Above: This large oil pastel drawing was originally intended as a study for a painting, but I thought I’d never capture again the spontaneity of the drawing. The collaboration involved a story-board  communication. I suggested poses via sketches, she provided images to work from. The result is one of my personal favourites.

  

 All text, pros, photos & artwork, copyright Ian Gordon Craig.

18 Oct 2007

Robin Hood’s Stride.

 


My ill-fated adventure to see the Nine Ladies stone circle, could have dissuaded me from venturing back to Derbyshire in search of Robin Hood’s Stride, another bronze age monument. Happily, it did not.

Much easier to locate than the Nine Ladies, though no less a test of one’s fitness, I reached the tip of Robin Hood’s Stride with no mishap, and set about gathering resources with sketchbook and camera. It’s only afterwards that one looks back at the video and thinks “What if I’d fallen? Who would have found me?”

Video: Robin Hood Stride.

I am pleased with the pastel sketches I made. Perhaps there’s a style / technique here I could return to?

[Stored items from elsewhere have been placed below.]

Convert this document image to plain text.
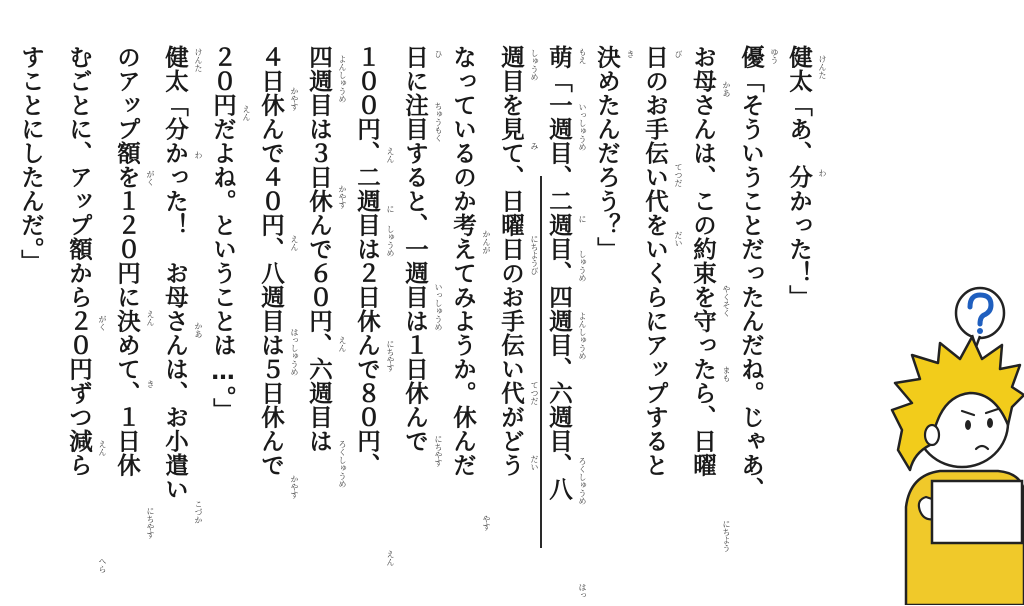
健太「あ、分かった！」 けんた
わ
優「そういうことだったんだね。じゃあ、 ゆう
お母さんは、この約束を守ったら、日曜 かあ
やくそく
まも
にちよう
日のお手伝い代をいくらにアップすると び
てつだ
だい
決めたんだろう？」 き
萌「一週目、二週目、四週目、六週目、八 もえ
いっしゅうめ
に
しゅうめ
よんしゅうめ
ろくしゅうめ
はっ
週目を見て、日曜日のお手伝い代がどう しゅうめ
み
にちようび
てつだ
だい
なっているのか考えてみようか。休んだ かんが
やす
日に注目すると、一週目は１日休んで ひ
ちゅうもく
いっしゅうめ
にちやす
１００円、二週目は２日休んで８０円、 えん
に
しゅうめ
にちやす
えん
四週目は３日休んで６０円、六週目は よんしゅうめ
かやす
えん
ろくしゅうめ
４日休んで４０円、八週目は５日休んで かやす
えん
はっしゅうめ
かやす
２０円だよね。ということは…。」 えん
健太「分かった！　お母さんは、お小遣い けんた
わ
かあ
こづか
のアップ額を１２０円に決めて、１日休 がく
えん
き
にちやす
むごとに、アップ額から２０円ずつ減ら がく
えん
へら
すことにしたんだ。」
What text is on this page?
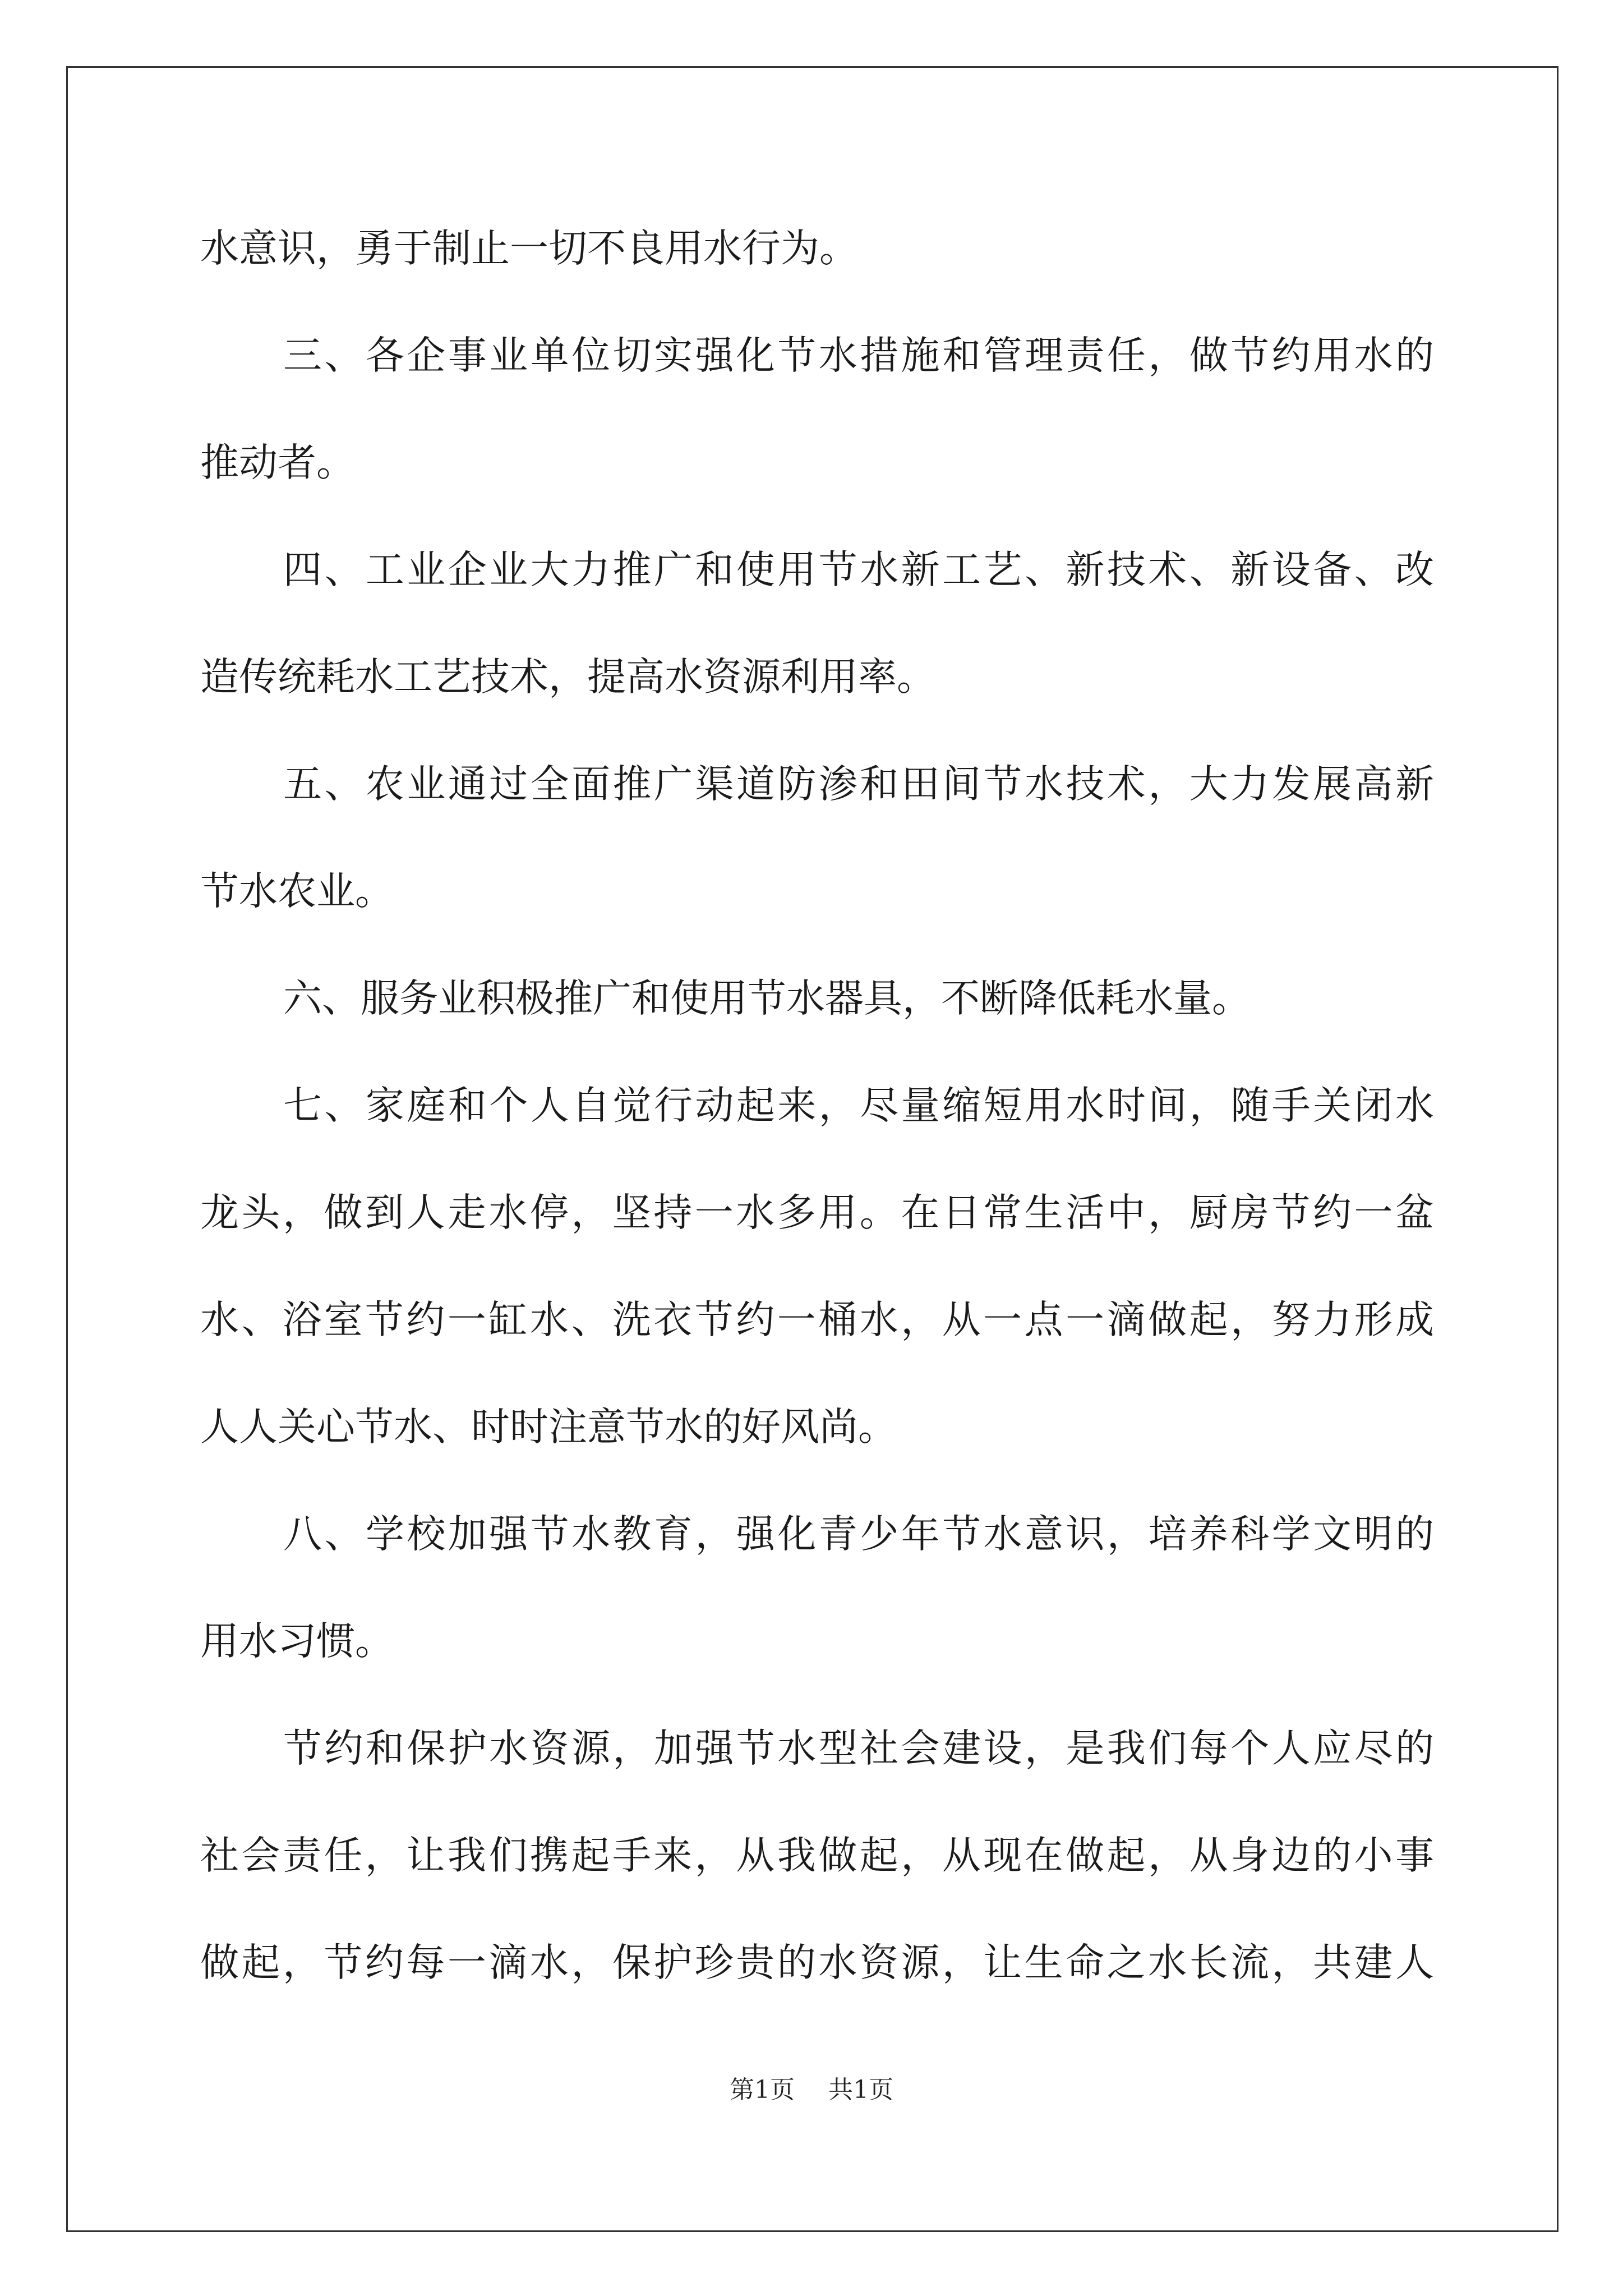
水意识，勇于制止一切不良用水行为。
三、各企事业单位切实强化节水措施和管理责任，做节约用水的
推动者。
四、工业企业大力推广和使用节水新工艺、新技术、新设备、改
造传统耗水工艺技术，提高水资源利用率。
五、农业通过全面推广渠道防渗和田间节水技术，大力发展高新
节水农业。
六、服务业积极推广和使用节水器具，不断降低耗水量。
七、家庭和个人自觉行动起来，尽量缩短用水时间，随手关闭水
龙头，做到人走水停，坚持一水多用。在日常生活中，厨房节约一盆
水、浴室节约一缸水、洗衣节约一桶水，从一点一滴做起，努力形成
人人关心节水、时时注意节水的好风尚。
八、学校加强节水教育，强化青少年节水意识，培养科学文明的
用水习惯。
节约和保护水资源，加强节水型社会建设，是我们每个人应尽的
社会责任，让我们携起手来，从我做起，从现在做起，从身边的小事
做起，节约每一滴水，保护珍贵的水资源，让生命之水长流，共建人
第1页 共1页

 All text, pros, photos, & artwork, copyright Ian Gordon Craig.

27 Jun 2006

Newstead Abbey, first attempt.


 Newstead Abbey, one of my first locations as a subject for painting after leaving full time employment. I am struggling with colour.

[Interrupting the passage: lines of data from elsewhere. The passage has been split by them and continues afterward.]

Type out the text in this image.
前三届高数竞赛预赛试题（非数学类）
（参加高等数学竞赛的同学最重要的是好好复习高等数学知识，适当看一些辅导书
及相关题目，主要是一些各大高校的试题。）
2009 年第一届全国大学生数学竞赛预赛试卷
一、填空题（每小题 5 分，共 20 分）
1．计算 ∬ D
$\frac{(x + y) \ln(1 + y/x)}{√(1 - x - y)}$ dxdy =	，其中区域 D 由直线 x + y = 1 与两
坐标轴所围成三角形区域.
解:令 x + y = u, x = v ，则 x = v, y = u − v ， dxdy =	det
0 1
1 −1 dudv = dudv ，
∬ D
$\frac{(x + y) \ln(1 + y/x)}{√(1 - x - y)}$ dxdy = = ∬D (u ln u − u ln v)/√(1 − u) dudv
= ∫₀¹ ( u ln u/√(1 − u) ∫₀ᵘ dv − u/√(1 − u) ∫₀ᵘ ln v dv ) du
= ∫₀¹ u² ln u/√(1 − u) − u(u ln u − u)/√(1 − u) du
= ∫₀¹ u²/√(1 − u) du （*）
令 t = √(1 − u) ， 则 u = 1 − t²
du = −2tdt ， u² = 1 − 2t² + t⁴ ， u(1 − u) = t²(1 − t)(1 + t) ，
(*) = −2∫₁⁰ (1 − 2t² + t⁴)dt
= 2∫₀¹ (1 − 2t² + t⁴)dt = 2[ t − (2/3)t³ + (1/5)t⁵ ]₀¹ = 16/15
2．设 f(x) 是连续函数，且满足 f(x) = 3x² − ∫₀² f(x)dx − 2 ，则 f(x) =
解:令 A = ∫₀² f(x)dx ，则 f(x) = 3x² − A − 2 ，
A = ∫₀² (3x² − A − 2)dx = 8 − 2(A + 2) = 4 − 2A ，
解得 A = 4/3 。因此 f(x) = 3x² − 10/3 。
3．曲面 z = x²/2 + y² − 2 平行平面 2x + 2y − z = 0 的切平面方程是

The oil pastel studies below (one showing the view from behind the waterfall), were more successful.


All text, pros, photos & artwork, copyright Ian Gordon Craig.

1 Jun 2006

Oak trees and late night thoughts.

 


Oak in a clearing.

Her life spans centuries. In death she provides sustenance and shelter for a myriad of creatures. Her timbers once put roofs over English halls, and the keels of galleons which carried both the literary delights of Shakespearean culture, and the terrible blood lust of Crusading soldiers, across the globe. All beauty is scarred.

Now she stands alone, isolated within a forest clearing created by a lifetime of casting shadows on those close by. We could learn from her example.


Late night thoughts.

 
Tick, tock.
It's worth being up late just to hear the ticking of the clock, unspoiled by the constant soundscape of urban life. It's the big white one through the square window above my head. My mother once said I would never be alone as long as I had the tick of a clock to listen to. I suspect that was a voice of experience. But my child's Timex wristwatch had a very short life span. Now, being alone is fine. Feeling alone would not be fine. Thankfully there have been very few times I've felt the latter.

Tick, tock.
Creativity is like a companion of sorts. It occupies your thoughts like a cerebral conversation, your mind exploring the possibilities each idea presents. And then at the end of it all there is this whole new creation, occupying a space where nothing previous existed. "A companion" is the closest I could ever get to a description of "doing art". It's like you were born with a double, but that double is only there, making you feel complete, when you’re creating something.

Tick, tock.
I bet the two old ladies in the white cottage opposite my childhood home, who had button boxes and tin tea caddies on the mantelpiece above their log fire, listened to the clock of an evening. Or maybe the radio? We only ever listened to the radio on a Sunday lunch time: "Round the Horn", consisting of double entendres I was far too young to understand, but which sounded hilarious just the same. Radio was mostly a holiday event for us. Me and big sister in caravan bunk beds, with Radio Luxembourg phasing in and out: "When the mist’s arising and the rain is falling, and the wind is blowing cold across the moor, Johnny Remember Me”.

Tick, tock.


All text, pros, photos & artwork, copyright Ian Gordon Craig.


28 May 2006

Colour!

 

 

All the paintings I exhibited during the 1980s / 90s were made using a very restricted palette: Alizarin Crimson, Yellow Ochre, French Ultramarine, and Titanium White. Perhaps now is a good time to start exploring Colour.

Below: It was so nice to sit out in my own garden, no work to go to, sketchbook and oil pastels in hand.